Et le Verseau retourna à sa place.

« A toi, Poissons, Je donne la tâche la plus difficile de toutes. Je te demande de prendre sur toi toutes les misères de l'homme et de me les retourner. Tes larmes doivent devenir les Miennes. La tristesse que tu absorbes représente l'effet de l'incompréhension de Mon Idée par l'homme, mais tu dois lui apporter la compassion pour qu'il essaie à nouveau. Pour cette tâche si difficile, Je te fais le don le plus merveilleux de tous. Tu seras le seul de mes douze enfants à Me comprendre. Mais ce don de compréhension n'est réservé qu'à toi seul, Poissons, car si tu essaies de la communiquer à l'homme, il ne voudra pas t'écouter ».
Et le Poisson retourna à sa place.

Alors Dieu dit : « Chacun d'entre vous possède une partie de Mon Idée. Vous ne devez pas commettre d'erreur dans leur interprétation, ni désirer négocier ces parties entre elles. Chacun de vous est parfait, mais vous ne le saurez que lorsque vous serez Un. Alors toute Mon Idée sera révélée à chacun d'entre vous ».

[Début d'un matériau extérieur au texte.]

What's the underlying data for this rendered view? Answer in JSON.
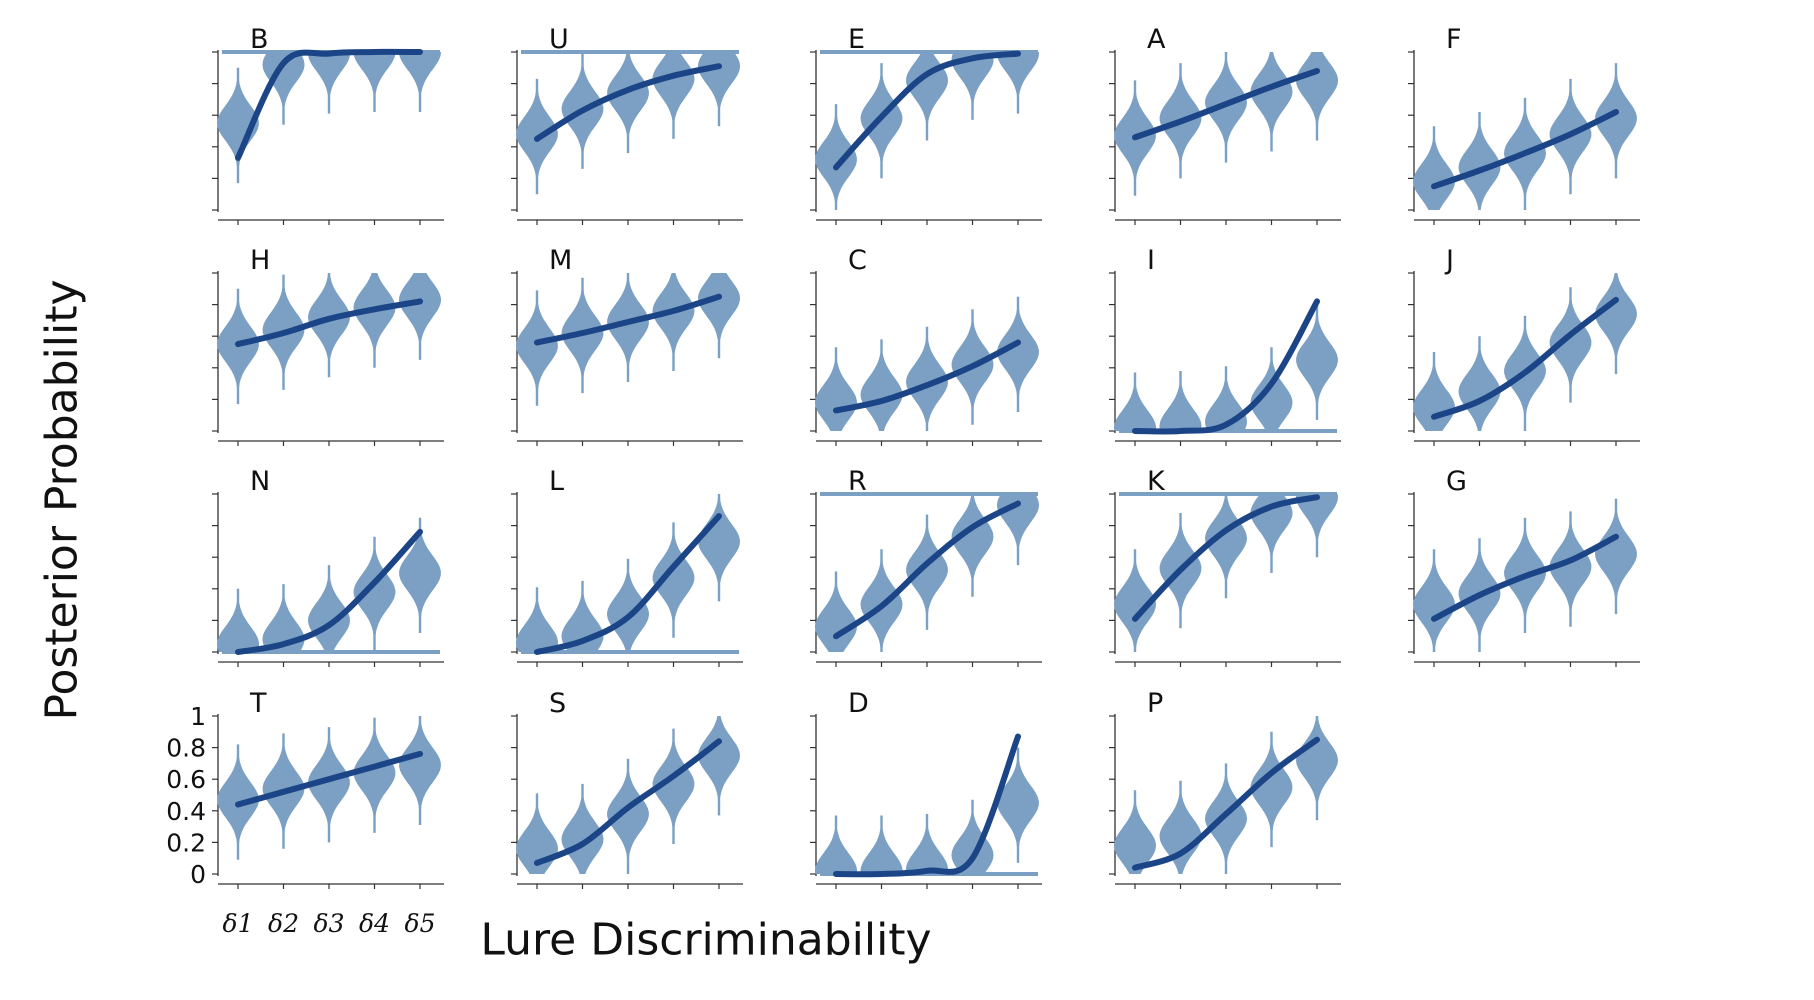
{
  "figure": {
    "ylabel": "Posterior Probability",
    "xlabel": "Lure Discriminability",
    "colors": {
      "violin": "#7ba0c4",
      "curve": "#1c4587",
      "axis": "#333333",
      "text": "#111111"
    }
  },
  "chart_data": {
    "type": "violin-grid",
    "ylim": [
      0,
      1
    ],
    "yticks": [
      0,
      0.2,
      0.4,
      0.6,
      0.8,
      1
    ],
    "ytick_labels": [
      "0",
      "0.2",
      "0.4",
      "0.6",
      "0.8",
      "1"
    ],
    "x_categories": [
      "δ1",
      "δ2",
      "δ3",
      "δ4",
      "δ5"
    ],
    "panels": [
      {
        "label": "B",
        "curve": [
          0.33,
          0.93,
          0.99,
          1.0,
          1.0
        ],
        "median": [
          0.55,
          0.92,
          0.99,
          1.0,
          1.0
        ]
      },
      {
        "label": "U",
        "curve": [
          0.45,
          0.63,
          0.76,
          0.85,
          0.91
        ],
        "median": [
          0.48,
          0.64,
          0.74,
          0.83,
          0.91
        ]
      },
      {
        "label": "E",
        "curve": [
          0.27,
          0.59,
          0.86,
          0.96,
          0.99
        ],
        "median": [
          0.32,
          0.58,
          0.82,
          0.95,
          0.99
        ]
      },
      {
        "label": "A",
        "curve": [
          0.46,
          0.56,
          0.67,
          0.78,
          0.88
        ],
        "median": [
          0.47,
          0.58,
          0.68,
          0.75,
          0.82
        ]
      },
      {
        "label": "F",
        "curve": [
          0.15,
          0.25,
          0.36,
          0.48,
          0.62
        ],
        "median": [
          0.18,
          0.27,
          0.36,
          0.48,
          0.58
        ]
      },
      {
        "label": "H",
        "curve": [
          0.55,
          0.62,
          0.71,
          0.77,
          0.82
        ],
        "median": [
          0.55,
          0.64,
          0.72,
          0.78,
          0.83
        ]
      },
      {
        "label": "M",
        "curve": [
          0.56,
          0.62,
          0.69,
          0.76,
          0.85
        ],
        "median": [
          0.54,
          0.62,
          0.69,
          0.76,
          0.84
        ]
      },
      {
        "label": "C",
        "curve": [
          0.13,
          0.19,
          0.29,
          0.41,
          0.56
        ],
        "median": [
          0.18,
          0.23,
          0.31,
          0.42,
          0.5
        ]
      },
      {
        "label": "I",
        "curve": [
          0.0,
          0.0,
          0.04,
          0.3,
          0.82
        ],
        "median": [
          0.02,
          0.03,
          0.06,
          0.18,
          0.45
        ]
      },
      {
        "label": "J",
        "curve": [
          0.09,
          0.19,
          0.37,
          0.61,
          0.83
        ],
        "median": [
          0.15,
          0.25,
          0.38,
          0.56,
          0.74
        ]
      },
      {
        "label": "N",
        "curve": [
          0.0,
          0.05,
          0.17,
          0.44,
          0.76
        ],
        "median": [
          0.05,
          0.08,
          0.2,
          0.38,
          0.5
        ]
      },
      {
        "label": "L",
        "curve": [
          0.0,
          0.07,
          0.22,
          0.54,
          0.86
        ],
        "median": [
          0.06,
          0.1,
          0.24,
          0.47,
          0.7
        ]
      },
      {
        "label": "R",
        "curve": [
          0.1,
          0.29,
          0.56,
          0.79,
          0.94
        ],
        "median": [
          0.16,
          0.3,
          0.52,
          0.73,
          0.93
        ]
      },
      {
        "label": "K",
        "curve": [
          0.21,
          0.52,
          0.77,
          0.92,
          0.98
        ],
        "median": [
          0.3,
          0.53,
          0.72,
          0.88,
          0.98
        ]
      },
      {
        "label": "G",
        "curve": [
          0.21,
          0.36,
          0.48,
          0.58,
          0.73
        ],
        "median": [
          0.3,
          0.37,
          0.5,
          0.54,
          0.62
        ]
      },
      {
        "label": "T",
        "curve": [
          0.44,
          0.52,
          0.6,
          0.68,
          0.76
        ],
        "median": [
          0.47,
          0.54,
          0.58,
          0.64,
          0.69
        ]
      },
      {
        "label": "S",
        "curve": [
          0.07,
          0.19,
          0.42,
          0.62,
          0.84
        ],
        "median": [
          0.16,
          0.22,
          0.38,
          0.57,
          0.75
        ]
      },
      {
        "label": "D",
        "curve": [
          0.0,
          0.0,
          0.02,
          0.1,
          0.87
        ],
        "median": [
          0.02,
          0.02,
          0.03,
          0.12,
          0.45
        ]
      },
      {
        "label": "P",
        "curve": [
          0.04,
          0.13,
          0.38,
          0.64,
          0.85
        ],
        "median": [
          0.18,
          0.24,
          0.35,
          0.55,
          0.72
        ]
      }
    ]
  }
}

Une fois seul, chaque enfant décida de faire de son mieux avec le don reçu. Mais aucun ne comprit complètement sa tâche ou son don, et quand ils retournèrent vers Dieu, très embarrassés, il dit : « Vous croyez tous que le don des autres est meilleur que le vôtre. Je vous permettrai donc de les échanger ». Et chaque enfant connut l'extase pendant un instant, en considérant toutes les possibilités de sa nouvelle mission. Mais Dieu sourit et dit : « Vous Me reviendrez plusieurs fois pour Me demander d'être délivrés de votre mission et chaque fois Je devrai accéder à votre désir. Vous traverserez un grand nombre d'incarnations avant d'achever la mission initiale que J'ai prescrite à chacun. Je vous donne un temps infini pour y arriver, mais vous ne pourrez être avec Moi qu'une fois que cela sera fait ».